Category: Drama  |  Tags: drama elizabeth golden age cate blanchett clive owen

posted by: J.K. Howell 448 days ago          

Queen Elizabeth lives. Mary Stuart is executed. The Spanish armada is defeated.

In “Elizabeth: The Golden Age,” Cate Blanchett reprises the title role that made her famous. While 1998’s “Elizabeth” showcased the secret life of the queen, much of “Golden Age” builds tension around what will happen between Elizabeth, Mary (Samantha Morton) and King Philip II of Spain (Jordi Mollà). Unfortunately, anyone with a passing familiarity of English history will already know the outcomes before the theater goes dark.

Queen Elizabeth lives. Mary Stuart is executed.

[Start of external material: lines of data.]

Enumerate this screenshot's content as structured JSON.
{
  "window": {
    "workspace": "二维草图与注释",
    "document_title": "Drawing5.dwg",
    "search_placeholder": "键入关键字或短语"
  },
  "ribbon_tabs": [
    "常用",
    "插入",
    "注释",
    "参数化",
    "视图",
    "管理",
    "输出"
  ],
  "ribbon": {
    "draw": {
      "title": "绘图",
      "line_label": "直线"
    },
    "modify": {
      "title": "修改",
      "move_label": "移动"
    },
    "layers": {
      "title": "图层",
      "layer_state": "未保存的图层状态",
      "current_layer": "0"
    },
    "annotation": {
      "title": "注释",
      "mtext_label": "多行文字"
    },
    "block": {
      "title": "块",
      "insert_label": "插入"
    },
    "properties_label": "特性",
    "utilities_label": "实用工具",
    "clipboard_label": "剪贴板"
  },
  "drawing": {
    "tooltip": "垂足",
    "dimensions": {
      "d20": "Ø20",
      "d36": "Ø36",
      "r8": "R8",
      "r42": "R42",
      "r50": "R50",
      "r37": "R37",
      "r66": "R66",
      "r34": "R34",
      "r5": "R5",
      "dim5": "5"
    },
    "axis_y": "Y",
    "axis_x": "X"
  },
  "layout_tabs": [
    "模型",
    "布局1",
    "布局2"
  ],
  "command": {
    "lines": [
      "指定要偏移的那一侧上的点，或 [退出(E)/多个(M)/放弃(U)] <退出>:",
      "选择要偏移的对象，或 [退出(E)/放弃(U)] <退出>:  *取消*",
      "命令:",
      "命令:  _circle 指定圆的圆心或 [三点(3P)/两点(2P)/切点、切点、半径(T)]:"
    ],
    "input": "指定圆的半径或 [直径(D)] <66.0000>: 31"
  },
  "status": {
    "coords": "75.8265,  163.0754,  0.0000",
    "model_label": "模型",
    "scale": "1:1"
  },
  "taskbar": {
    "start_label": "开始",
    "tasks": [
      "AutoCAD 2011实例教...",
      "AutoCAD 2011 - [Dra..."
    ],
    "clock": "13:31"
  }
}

The Spanish armada is defeated.

Some may reasonably be angry that the film’s major plot points have just been given away. In fairness, if you don't already know those three things, your high school history instructor has done you a great disservice.

While visually halting, the film feels disjointed and forced.

The first hour sets the stage for political intrigue and Machiavellian scheming in the unseen corners of London. Catholics who believe the protestant queen to be a heretic conspire with Scottish and Spanish agents to remove Elizabeth from power.

Halfway through, Mary Stuart’s involvement is unmasked, and the film instead becomes a study on the queen’s inner conflict between longing to be loved as a woman, and self-imposed need to be a detached monarch in love only with England.

The final moments of the film pit a small band of rag-tag pirates against a vast fleet, while Elizabeth watches on, sitting atop a white stallion and encased in gleaming armor of silver and gold. The defeat of the Spanish seemed so disparate from the rest of the film, it’s almost as if outtakes from “Lord of the Rings” and “Pirates of the Caribbean” were spliced together for lack of original footage.

Clive Owen is a dashing Sir Walter Raleigh. His self-assured manner and unadorned speech set him apart from the queen’s courtiers – a variety of submissive yes-men. It is easy to see why Elizabeth lets him into her confidence, but the film perhaps takes it too far, at times almost implying that Elizabeth holds the throne because Raleigh wants her to.

There are a number of subplots of intrigue and familial betrayal. Those who are held in trust fail to live up to the expectations of those who love them. Had the film focused more on those relationships and used history as a backdrop rather than a focus, “Golden Age” may have resonated with the power of the first film.